Назим перевернулся с боку на бок и почувствовал, как что-то твердое впилось ему под ребро: медальон с портретом синеглазой женщины. Мать Ламприера. Наверху по комнате слонялась Карин. Она снова не разжигала огонь. Уже почти рассвело.
Назим вспоминал давку перед трактиром, переулок Синего якоря в ночь смерти Ламприера и «Корабль в бурю» неделю спустя, где он почти выяснил имя того долговязого юноши в нелепом розовом пальто — «Джон…». Посетитель покойного Ламприера казался Назиму воплощением невезения: неприятности преследовали его по пятам. Когда этот Джон вступил в беседу с Теобальдом, Назим ускользнул и подождал их снаружи. Он честно проследил за ними до переулка Синего якоря, хотя знал, что они там обнаружат, и понимал, что открытие, предстоявшее этим двоим, ему самому ничего не даст. Еще один след, ведущий в никуда; Назим снова попал в замкнутый круг. Он вернулся в доки, но даже наблюдение за погрузкой «Вендрагона» теперь утратило для него интерес. Дежурства на пристани вылились в конечном счете в бездействие, и облегчение, с которым Назим его принял, его тревожило. Он думал о Бахадуре, о женщине, изображенной на миниатюре, и о Карин, женщине в голубом платье, которая расхаживала у него над головой и невнятно бормотала что-то на малопонятном языке. Дом наполнялся запахом разложения, и Назим поймал себя на мысли, что деградация этой женщины беспокоит его. Над скалой сгущались тучи. Назим предчувствовал наступление перемен.
Через неделю после того, как он вернулся к своим дежурствам в порту, на причале разбился упаковочный ящик. Большая статуя, изображавшая какого-то мужчину с кувшином, лежала у всех на виду, пока не принесли кусок холста, чтобы в самодельном гамаке отнести на борт. Ле Мара выскочил из своего укрытия, как угорь из норы, а потом снова спрятался. Назим остался стоять, никем не замеченный, и внимательно наблюдал за происшествием. Потом он бросил взгляд вокруг. В окне верхнего этажа были видны две головы. Дом стоял примерно в сотне ярдов от корабля и в пятидесяти от наблюдательного пункта Назима. Двух людей в доме интересовало то же, что и Назима: они разглядывали последствия события на причале. Первый был старик, которого Назим считал единственным обитателем дома; а из-за его спины поблескивали чьи-то очки, и догадка Назима подтвердилась, когда обладатель очков подошел вплотную к окну. Назим узнал знакомое лицо: давешний посетитель Ламприера пристально смотрел на корабль и на грузчиков, поднявших статую.

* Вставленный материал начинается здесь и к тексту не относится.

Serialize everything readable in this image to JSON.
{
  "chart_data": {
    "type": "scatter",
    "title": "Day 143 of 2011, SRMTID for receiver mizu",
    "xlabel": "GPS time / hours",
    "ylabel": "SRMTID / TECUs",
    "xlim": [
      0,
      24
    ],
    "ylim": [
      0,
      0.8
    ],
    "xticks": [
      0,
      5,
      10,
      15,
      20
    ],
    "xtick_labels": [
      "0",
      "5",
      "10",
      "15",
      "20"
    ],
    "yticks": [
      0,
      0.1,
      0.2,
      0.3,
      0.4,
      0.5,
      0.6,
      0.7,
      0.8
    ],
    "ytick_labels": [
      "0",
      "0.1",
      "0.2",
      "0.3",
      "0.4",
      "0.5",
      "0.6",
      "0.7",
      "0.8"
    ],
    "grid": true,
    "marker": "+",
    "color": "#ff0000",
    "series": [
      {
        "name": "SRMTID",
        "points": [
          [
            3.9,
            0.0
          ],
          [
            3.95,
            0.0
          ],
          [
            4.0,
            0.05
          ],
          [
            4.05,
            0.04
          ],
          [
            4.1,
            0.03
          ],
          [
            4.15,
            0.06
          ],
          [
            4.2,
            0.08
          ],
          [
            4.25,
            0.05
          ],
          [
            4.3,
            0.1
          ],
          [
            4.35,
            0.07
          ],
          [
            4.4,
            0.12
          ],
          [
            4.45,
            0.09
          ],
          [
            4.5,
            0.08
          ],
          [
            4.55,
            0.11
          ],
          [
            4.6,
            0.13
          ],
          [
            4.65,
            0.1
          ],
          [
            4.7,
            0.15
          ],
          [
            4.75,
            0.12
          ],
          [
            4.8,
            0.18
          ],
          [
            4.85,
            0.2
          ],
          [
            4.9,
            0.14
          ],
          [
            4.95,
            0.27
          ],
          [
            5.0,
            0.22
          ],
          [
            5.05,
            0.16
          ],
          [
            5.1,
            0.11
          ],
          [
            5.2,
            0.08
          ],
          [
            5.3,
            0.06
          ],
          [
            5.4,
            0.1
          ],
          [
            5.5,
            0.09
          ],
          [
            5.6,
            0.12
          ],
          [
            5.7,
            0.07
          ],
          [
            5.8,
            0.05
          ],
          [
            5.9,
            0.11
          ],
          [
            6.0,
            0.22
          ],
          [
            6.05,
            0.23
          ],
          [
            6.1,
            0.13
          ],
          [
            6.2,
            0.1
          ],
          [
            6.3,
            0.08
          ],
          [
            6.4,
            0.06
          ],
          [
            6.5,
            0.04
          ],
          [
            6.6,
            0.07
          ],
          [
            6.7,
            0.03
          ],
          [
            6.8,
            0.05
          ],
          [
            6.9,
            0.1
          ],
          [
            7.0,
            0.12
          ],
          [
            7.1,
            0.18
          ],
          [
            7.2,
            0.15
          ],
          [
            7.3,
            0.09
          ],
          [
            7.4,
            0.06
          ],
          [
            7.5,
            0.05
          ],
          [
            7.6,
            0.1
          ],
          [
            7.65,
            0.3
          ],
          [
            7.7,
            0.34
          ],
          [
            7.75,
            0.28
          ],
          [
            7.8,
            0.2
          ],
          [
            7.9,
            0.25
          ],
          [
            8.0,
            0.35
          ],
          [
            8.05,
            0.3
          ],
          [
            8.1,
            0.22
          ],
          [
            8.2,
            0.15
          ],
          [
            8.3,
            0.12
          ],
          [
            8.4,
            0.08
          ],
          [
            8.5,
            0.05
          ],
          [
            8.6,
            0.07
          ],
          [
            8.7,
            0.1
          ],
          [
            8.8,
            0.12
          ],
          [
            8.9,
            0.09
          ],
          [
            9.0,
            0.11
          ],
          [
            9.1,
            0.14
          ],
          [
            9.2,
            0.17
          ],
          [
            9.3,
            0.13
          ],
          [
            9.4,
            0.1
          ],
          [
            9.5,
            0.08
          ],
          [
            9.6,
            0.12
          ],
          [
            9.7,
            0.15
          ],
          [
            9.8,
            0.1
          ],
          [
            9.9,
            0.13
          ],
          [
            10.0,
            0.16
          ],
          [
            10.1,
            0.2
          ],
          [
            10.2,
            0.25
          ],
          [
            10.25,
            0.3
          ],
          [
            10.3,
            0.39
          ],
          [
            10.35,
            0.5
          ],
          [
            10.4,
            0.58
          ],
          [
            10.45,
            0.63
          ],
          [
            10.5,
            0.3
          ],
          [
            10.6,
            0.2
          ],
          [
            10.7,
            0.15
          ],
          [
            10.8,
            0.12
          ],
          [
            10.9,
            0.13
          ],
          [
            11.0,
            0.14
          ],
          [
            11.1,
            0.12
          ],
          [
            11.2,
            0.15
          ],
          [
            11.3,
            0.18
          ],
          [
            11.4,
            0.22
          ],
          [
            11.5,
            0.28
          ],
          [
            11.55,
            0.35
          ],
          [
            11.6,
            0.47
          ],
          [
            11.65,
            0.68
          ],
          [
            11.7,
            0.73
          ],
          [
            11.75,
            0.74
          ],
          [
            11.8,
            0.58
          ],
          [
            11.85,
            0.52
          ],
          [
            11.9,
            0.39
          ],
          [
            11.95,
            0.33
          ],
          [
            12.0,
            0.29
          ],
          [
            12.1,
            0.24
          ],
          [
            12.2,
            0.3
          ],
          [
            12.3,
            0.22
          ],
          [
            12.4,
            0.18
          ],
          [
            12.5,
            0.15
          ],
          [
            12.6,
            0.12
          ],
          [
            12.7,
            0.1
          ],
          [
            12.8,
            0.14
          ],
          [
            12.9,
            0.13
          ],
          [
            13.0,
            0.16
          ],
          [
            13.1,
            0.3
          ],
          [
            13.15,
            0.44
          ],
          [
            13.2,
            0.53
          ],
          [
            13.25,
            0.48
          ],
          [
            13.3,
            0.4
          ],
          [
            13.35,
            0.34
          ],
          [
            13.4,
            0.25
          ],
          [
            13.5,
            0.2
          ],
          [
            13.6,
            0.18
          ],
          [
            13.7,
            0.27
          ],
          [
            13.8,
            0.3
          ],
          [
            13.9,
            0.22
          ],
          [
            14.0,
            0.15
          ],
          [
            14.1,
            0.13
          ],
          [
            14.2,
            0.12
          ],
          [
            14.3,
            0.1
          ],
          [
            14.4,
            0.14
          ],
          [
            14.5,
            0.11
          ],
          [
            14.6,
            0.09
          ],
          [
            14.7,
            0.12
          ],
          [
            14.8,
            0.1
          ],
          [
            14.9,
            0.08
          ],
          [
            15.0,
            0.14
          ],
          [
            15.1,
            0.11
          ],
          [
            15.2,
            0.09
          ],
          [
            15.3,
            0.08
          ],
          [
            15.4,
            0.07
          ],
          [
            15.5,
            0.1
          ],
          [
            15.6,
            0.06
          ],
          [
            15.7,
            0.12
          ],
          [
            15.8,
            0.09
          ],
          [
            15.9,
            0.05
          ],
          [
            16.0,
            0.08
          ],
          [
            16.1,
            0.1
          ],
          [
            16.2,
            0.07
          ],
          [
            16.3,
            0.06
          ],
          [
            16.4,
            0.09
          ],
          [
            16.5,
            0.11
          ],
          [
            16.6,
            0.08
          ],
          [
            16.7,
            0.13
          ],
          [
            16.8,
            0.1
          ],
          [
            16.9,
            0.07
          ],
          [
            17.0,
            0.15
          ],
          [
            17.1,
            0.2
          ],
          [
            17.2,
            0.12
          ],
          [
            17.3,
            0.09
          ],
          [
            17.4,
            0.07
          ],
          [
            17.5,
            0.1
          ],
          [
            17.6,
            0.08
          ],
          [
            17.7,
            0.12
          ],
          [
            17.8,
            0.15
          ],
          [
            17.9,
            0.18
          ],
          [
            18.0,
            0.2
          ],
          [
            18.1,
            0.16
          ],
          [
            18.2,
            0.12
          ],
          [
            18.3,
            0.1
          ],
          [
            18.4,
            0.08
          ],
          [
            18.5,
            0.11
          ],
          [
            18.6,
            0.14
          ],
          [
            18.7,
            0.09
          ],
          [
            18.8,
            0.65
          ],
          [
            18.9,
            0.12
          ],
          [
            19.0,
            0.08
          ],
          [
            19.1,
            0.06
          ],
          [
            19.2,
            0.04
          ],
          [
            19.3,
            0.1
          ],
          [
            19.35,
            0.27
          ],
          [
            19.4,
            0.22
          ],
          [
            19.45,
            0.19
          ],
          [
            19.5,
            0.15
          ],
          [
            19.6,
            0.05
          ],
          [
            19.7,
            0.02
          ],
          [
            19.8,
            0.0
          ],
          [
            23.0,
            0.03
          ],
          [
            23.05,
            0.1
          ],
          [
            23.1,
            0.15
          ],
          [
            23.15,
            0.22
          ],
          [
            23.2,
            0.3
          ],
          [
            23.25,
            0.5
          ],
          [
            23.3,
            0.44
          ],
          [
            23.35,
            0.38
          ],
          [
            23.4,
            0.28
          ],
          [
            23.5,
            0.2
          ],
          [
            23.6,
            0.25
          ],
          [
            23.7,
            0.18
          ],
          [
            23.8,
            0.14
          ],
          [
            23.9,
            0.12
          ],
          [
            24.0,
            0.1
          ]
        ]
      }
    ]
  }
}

Назим внезапно ощутил незримое присутствие Ламприера, с усмешкой представляющего ему первого из своих двойников… Назим осторожно прокрался за штабелями ящиков и грудами досок, не спуская глаз с окна. Он хорошо запомнил, как юноша ждал в трактире назначенной встречи, гордо выпрямившись и запрокинув голову, а потом подошел к нему, втягивая голову в плечи, словно страус; дыра на его розовом пальто все еще не была зашита. В шуме разъяренной толпы едва ли кто-то услышал треск рвущегося сукна. Хотя Фарина и призывал к спокойствию, все же началась драка, и он, Назим, собственноручно вытащил юношу из свалки. Среди мятежников началась потасовка. Голос Фарины гремел громом. Этот оратор приобрел большой вес в городе, его присутствие ощущалось всюду — в лозунгах, испещривших стены города, в стычках, митингах и всяких уличных происшествиях, даже в дыре на пальто мальчишки. Под тонкой корой народного спокойствия зрел вулкан. Скоро начнется извержение вулкана, думал Назим. Но когда?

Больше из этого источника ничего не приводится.